Argentina’s parched soybean and maize crops got a good soaking in mid to late-January, bringing relief to worried growers and boosting prospects of good yields for my soybean crops.
The wet weather has increased the flowering, pod formation and leaf development of both early and late-planted varieties. Soil moisture reserves show a significant recovery and are now adequate. Concerns about La Niña, which has caused long droughts since December, impacting the growth of maize and soybean crops, have been largely allayed.
Advanced soybeans (35% of total planting) are currently between the early stages of pod formation and having developed pods. However, I have found the presence of some foliar diseases, including septoria glycines, with a little defoliation in the lower part of the plant, and cercospora sojina in mild form. Later-planted soybean crops are in their early reproductive stages, with canopy closing the rows, and developing well with good moisture reserves.
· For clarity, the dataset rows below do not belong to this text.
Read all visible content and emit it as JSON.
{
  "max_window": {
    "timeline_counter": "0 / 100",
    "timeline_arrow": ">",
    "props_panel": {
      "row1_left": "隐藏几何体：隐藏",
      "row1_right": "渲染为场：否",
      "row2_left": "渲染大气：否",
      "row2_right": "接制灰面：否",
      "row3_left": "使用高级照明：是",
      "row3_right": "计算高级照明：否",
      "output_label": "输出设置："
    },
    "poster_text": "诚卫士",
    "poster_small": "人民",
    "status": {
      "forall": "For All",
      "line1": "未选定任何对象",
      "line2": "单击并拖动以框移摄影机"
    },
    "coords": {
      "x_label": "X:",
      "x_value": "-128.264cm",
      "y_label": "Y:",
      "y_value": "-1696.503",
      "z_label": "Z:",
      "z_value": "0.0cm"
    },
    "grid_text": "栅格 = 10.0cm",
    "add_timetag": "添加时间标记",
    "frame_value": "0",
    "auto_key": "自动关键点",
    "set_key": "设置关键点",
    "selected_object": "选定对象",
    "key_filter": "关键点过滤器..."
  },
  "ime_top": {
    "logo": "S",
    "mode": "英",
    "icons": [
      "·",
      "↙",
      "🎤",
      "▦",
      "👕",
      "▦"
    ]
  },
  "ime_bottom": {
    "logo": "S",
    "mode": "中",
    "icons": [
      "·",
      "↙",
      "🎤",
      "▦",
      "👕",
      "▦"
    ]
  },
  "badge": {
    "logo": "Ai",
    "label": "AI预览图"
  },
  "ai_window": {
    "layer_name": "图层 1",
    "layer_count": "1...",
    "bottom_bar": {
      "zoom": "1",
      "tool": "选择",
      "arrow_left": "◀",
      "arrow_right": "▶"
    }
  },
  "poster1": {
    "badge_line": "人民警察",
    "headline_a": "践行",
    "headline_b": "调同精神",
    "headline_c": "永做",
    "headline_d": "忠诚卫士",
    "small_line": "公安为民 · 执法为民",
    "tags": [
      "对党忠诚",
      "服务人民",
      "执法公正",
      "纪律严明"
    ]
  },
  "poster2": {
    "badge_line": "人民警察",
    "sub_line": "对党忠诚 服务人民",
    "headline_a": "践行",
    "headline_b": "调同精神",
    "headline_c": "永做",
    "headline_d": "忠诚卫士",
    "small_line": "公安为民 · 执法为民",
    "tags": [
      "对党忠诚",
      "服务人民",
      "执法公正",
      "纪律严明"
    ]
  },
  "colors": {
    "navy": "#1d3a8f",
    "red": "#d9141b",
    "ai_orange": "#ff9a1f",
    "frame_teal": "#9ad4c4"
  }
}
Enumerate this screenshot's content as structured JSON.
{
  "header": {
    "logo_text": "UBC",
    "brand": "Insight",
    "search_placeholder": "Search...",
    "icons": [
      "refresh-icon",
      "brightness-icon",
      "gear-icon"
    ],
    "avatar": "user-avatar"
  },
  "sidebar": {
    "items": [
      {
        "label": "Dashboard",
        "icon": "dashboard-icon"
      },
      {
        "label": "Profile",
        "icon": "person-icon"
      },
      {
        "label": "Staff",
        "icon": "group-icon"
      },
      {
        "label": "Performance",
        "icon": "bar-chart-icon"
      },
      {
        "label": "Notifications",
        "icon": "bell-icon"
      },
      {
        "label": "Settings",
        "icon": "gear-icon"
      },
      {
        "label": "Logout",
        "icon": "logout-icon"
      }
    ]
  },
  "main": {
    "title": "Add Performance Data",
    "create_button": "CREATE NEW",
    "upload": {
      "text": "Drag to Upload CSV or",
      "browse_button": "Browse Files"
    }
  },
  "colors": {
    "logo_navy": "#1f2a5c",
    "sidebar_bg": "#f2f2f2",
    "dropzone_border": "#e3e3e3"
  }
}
Crops will be exposed to disease in the coming weeks, given the microclimate between the rows of tightly-closed, large crop canopy, high temperatures (35C+) and humidity. Therefore, I’m planning preventive fungicide treatments on all fields with Opera (epoxiconazole + pyraclostrobin).
The latest estimate for the 2010-11 soybean harvest production, to be harvested in March/April, is 47m tonne, down 14.5% on last year.
However, early-sown maize crops have been hit harder, with estimates of an average yield of 6.59t/ha, giving a production of 19.5m tonne, down 13.3% on last year, again due to water deficiency in November/December.
Prices in Argentina are very high and this season’s outcomes now look good, although there is political talk of further export limitations on the maize crop.